Note that I am using:

$ cat /etc/fedora-release 
Fedora release 25 (Twenty Five)
$ g++ --version
g++ (GCC) 6.3.1 20161221 (Red Hat 6.3.1-1)
Copyright (C) 2016 Free Software Foundation, Inc.
This is free software; see the source for copying conditions.  There is NO
warranty; not even for MERCHANTABILITY or FITNESS FOR A PARTICULAR PURPOSE.

Note that I solved the error by using a pointer instead.

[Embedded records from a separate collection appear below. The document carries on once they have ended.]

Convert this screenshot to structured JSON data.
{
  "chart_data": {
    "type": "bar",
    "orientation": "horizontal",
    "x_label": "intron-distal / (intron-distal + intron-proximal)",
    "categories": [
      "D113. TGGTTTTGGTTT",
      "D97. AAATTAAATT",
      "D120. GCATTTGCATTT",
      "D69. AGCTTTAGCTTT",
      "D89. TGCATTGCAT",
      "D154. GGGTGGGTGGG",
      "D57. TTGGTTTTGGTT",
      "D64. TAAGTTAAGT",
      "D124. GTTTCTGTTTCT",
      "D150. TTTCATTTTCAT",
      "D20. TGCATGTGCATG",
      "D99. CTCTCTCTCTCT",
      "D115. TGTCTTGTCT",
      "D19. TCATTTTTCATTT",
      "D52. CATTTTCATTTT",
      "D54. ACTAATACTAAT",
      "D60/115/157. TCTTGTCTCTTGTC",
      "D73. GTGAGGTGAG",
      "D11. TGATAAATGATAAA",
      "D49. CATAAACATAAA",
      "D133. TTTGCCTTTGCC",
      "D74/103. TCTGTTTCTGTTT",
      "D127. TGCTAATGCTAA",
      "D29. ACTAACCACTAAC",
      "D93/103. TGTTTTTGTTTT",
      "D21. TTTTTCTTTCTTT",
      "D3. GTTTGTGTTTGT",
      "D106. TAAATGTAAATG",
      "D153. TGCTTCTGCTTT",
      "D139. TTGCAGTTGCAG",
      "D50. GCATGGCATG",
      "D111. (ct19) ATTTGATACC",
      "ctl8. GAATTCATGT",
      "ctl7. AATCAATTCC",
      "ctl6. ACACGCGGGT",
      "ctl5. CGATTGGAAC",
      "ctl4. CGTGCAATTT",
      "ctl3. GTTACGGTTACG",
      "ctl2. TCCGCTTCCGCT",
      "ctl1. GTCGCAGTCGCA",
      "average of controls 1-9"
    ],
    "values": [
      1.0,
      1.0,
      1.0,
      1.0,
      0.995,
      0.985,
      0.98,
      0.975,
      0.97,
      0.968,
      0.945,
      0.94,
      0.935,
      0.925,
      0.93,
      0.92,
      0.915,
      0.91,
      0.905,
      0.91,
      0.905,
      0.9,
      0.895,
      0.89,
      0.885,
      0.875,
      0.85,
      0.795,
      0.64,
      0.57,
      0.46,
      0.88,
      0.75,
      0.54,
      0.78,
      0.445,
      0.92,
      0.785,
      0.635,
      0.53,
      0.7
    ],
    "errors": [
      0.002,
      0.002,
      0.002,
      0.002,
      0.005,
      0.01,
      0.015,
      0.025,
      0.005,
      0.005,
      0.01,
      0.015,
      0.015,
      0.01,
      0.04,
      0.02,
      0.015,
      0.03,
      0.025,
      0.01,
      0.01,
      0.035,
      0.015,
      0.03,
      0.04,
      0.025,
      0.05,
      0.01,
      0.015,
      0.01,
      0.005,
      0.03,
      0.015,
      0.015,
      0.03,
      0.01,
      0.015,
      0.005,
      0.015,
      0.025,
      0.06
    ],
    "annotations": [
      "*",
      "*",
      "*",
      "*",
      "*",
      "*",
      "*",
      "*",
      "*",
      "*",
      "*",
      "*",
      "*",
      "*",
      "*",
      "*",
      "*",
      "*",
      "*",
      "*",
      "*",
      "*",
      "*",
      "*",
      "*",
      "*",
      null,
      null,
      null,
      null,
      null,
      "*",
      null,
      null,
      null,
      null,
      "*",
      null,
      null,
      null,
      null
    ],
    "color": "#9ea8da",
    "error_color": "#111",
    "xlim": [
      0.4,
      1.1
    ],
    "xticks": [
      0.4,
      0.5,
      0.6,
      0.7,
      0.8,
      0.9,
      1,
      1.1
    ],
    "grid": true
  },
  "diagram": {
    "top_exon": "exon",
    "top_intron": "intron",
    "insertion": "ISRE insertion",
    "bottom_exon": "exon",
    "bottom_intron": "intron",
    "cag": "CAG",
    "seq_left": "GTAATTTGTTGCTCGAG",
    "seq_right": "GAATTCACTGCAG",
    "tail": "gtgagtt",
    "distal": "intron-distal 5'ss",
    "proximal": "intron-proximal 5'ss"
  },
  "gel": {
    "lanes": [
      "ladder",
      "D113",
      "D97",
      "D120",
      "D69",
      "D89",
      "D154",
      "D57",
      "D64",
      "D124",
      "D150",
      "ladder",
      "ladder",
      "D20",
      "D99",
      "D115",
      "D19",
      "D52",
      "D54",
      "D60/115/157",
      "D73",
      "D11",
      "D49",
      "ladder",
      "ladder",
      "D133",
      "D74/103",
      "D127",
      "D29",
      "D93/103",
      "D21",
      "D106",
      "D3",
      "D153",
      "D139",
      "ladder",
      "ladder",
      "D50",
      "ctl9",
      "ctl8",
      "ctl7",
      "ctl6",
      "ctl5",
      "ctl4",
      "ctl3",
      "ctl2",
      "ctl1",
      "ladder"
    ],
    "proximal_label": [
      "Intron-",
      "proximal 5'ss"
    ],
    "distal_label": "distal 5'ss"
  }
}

    const fs::path & operator()() const {
            for ( const auto * path : {
                    &path_3.path(),
                    &path_2.path(),
                    &root_path_
            }) {
                    if ( not path->empty() ) {
                            return *path;
                    }
            }
            throw std::logic_error{"using default-constructed B"};
    }

But, that does leave some questions in my mind:

  1. why does g++ not complain about the problem until -O2 is added?
  2. exactly what about my code is undefined? I would say it's well-defined: B::operator() const is... well... const. That should mean that the objects used inside it are either locals or const members. It accesses const members. It constructs a local variable const auto & which... should reference a const member field. Exactly what causes it to bind to temporary instead?

Solution

    1. A compiler is not obligated to issue a diagnostic for undefined behavior. If the compiler can detect code that's syntactically valid, but results in undefined behavior, and then complains about it, that's just icing on top of the cake. gcc's -O2 turns on additional optimizations, and does additional code analysis; as such gcc can sometimes detect undefined behavior only if optimizations are enabled.

    2. It appears that your range iteration is over a temporary std::initializer_list. The range iteration variable is a reference into the initializer list. As such, the function ends up returning a reference to a temporary, which is what gcc is barking about, here. Since the temporary gets destroyed when the method returns, the method ends up returning a reference to a destroyed object. Any use of that reference comprises undefined behavior.

    When you convert the temporary range to a list of pointers, you are iterating by value, and you are not returning a reference to a temporary, but rather derefencing the value in the range, which is a perfectly kosher pointer.

    Pay attention to the following blurb from here:

    The underlying array is not guaranteed to exist after the lifetime of the original initializer list object has ended. The storage for std::initializer_list is unspecified (i.e. it could be automatic, temporary, or static read-only memory, depending on the situation).

    The lifetime if the initializer list bound to the range iteration ends at the conclusion of the iteration. Which includes returning from the method. As such, the initializer list no longer exists, and you just returned a dangling reference.